Connect with us

Hi, what are you looking for?

Hikmah

Sulaiman bin Abdul Malik: Khalifah Adil yang Menyambung Warisan Kejayaan

Monitorday.com – Setelah wafatnya Al-Walid bin Abdul Malik pada tahun 96 H (715 M), tampuk kekuasaan Dinasti Umayyah beralih kepada saudaranya, Sulaiman bin Abdul Malik. Ia mewarisi kekhalifahan yang luas, makmur, dan stabil — hasil kerja keras ayahnya, Abdul Malik bin Marwan, dan kakaknya, Al-Walid. Namun masa pemerintahannya bukan sekadar masa lanjutan dari kejayaan, melainkan periode penting yang menandai transisi menuju kepemimpinan Islam yang lebih spiritual dan berorientasi moral, terutama melalui penunjukan penerusnya yang legendaris: Umar bin Abdul Aziz.

Sulaiman bin Abdul Malik lahir di Damaskus sekitar tahun 54 H (674 M). Sebagai pangeran Umayyah, ia dididik dalam tradisi kepemimpinan dan pemerintahan. Berbeda dengan Al-Walid yang dikenal ambisius dan visioner dalam pembangunan, Sulaiman memiliki karakter yang lebih tenang, lembut, dan dermawan. Saat naik tahta, ia menghadapi tantangan besar berupa stabilitas militer di timur (wilayah Asia Tengah) dan konflik politik di Bizantium, tetapi ia menanganinya dengan kebijaksanaan dan empati yang luar biasa.
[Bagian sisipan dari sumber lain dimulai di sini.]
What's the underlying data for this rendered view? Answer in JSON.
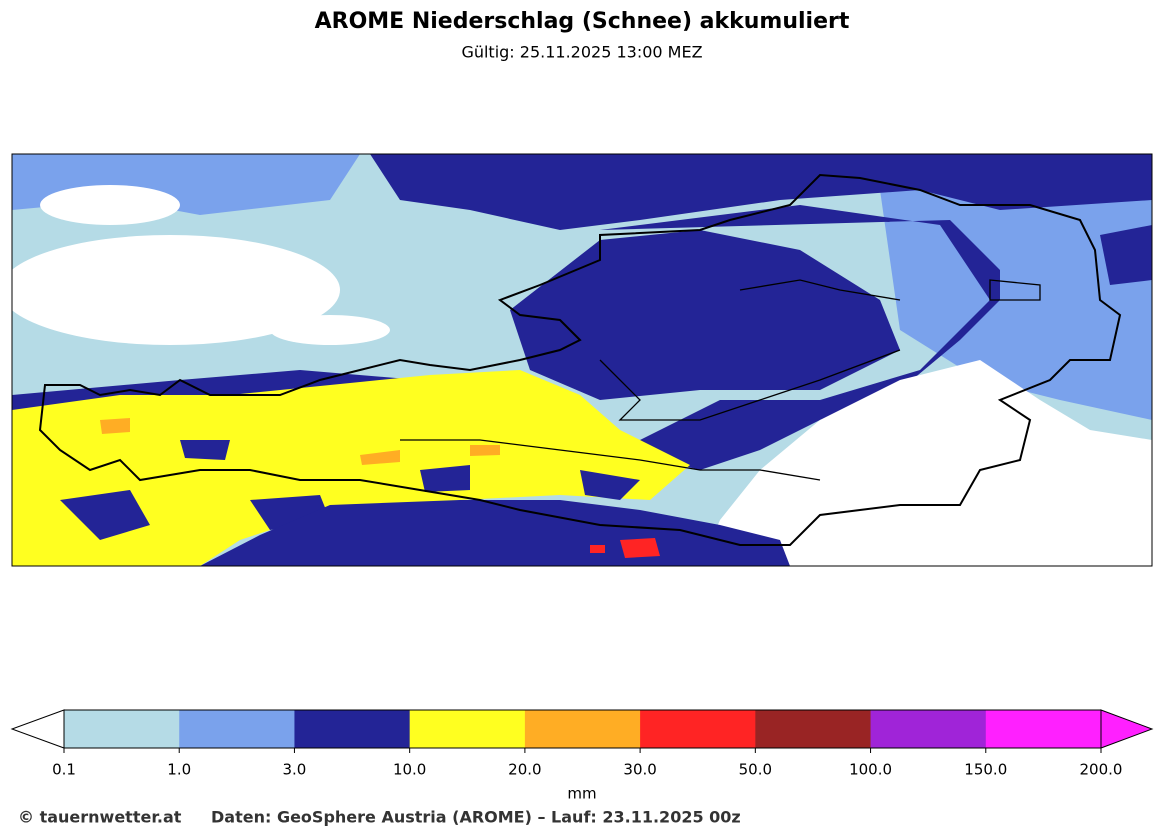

Salah satu keputusan politik paling besar Sulaiman adalah mengganti sebagian besar pejabat tinggi yang dianggap terlalu otoriter pada masa Al-Walid, lalu menggantinya dengan orang-orang yang saleh dan jujur. Ia ingin mengembalikan pemerintahan Islam ke arah yang lebih adil dan manusiawi. Ia sering berkata, “Aku ingin rakyatku merasakan keadilan sebagaimana mereka dulu merasakannya di masa para khalifah Rasyidin.”

Sulaiman juga dikenal dengan kebijakan luar negerinya yang tegas terhadap Kekaisaran Bizantium. Ia melanjutkan ekspedisi besar yang dimulai oleh Al-Walid untuk menaklukkan Konstantinopel (Istanbul sekarang). Ia mengirim pasukan besar di bawah komando Maslamah bin Abdul Malik, saudaranya sendiri, untuk mengepung ibu kota Bizantium. Walau ekspedisi itu tidak berhasil merebut kota sepenuhnya, namun kekuatan dan disiplin tentara Islam saat itu membuat Kaisar Bizantium memohon perdamaian dan membayar upeti — tanda pengakuan atas kekuatan dunia Islam di bawah Umayyah.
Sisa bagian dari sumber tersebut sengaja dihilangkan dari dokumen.